Clayton (US): St Louis County's prosecutor announced Thursday that he will not charge the former police officer who fatally shot Michael Brown in Ferguson, Missouri, a dramatic decision that could reopen old wounds amid a renewed and intense national conversation about racial injustice and the police treatment of people of color.
Prosecuting Attorney Wesley Bell's decision marked the third time prosecutors investigated and opted not to charge Darren Wilson, the white officer who fatally shot Brown, a Black 18-year-old, on August 9, 2014.
A St. Louis County grand jury declined to indict Wilson in November 2014, and the US Department of Justice also declined to charge him in March 2015.
Civil rights leaders and Brown's parents had hoped that Bell, the county's first Black prosecutor who took office in January 2019, would see things differently.
My heart breaks for Brown's parents, a somber Bell said during a news conference.
I know this is not the result they were looking for and that their pain will continue
forever.
Describing the announcement as one of the most difficult things I've had to do, Bell said that his office conducted a five-month, unannounced, review of witness statements, forensic reports and other evidence.
The question for this office was a simple one: Could we prove beyond a reasonable doubt that when Darren Wilson shot Michael Brown he committed murder or manslaughter under Missouri law? After an independent and in-depth review of the evidence, we cannot prove that he did, Bell said.
But, he said, our investigation does not exonerate Darren Wilson.
Wilson's attorney, Jim Towey, said it was clear after three investigations that Wilson did nothing wrong.
We all had the same conclusion: There was no crime, Towey said.
I am just hoping that everybody gets to have some closure, particularly the Brown family, he said.

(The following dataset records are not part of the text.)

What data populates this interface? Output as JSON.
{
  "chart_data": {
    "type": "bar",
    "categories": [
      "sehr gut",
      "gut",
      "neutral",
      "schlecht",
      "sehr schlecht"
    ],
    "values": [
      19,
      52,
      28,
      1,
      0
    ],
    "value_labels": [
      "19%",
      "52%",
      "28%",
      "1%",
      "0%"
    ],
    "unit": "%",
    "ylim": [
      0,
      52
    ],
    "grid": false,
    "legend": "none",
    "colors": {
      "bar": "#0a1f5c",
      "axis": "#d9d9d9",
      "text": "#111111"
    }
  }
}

The shooting touched off months of unrest in Ferguson and made the St. Louis suburb synonymous with a national debate about police treatment of minority people.
The Ferguson unrest helped solidify the national Black Lives Matter movement that began after Trayvon Martin, a Black 17-year-old, was shot to death by a neighborhood watch volunteer in Florida in 2012.
The issue has taken on new life since George Floyd's death in Minneapolis in May after a white police officer pressed his knee into the handcuffed Black man's neck for nearly eight minutes.
Ferguson is among the cities around the world that has seen protests since Floyd's death.
This is a time for us to reflect on Michael's life, to support Michael's family and to honor a transformative movement that will forever be linked to his name, Bell said.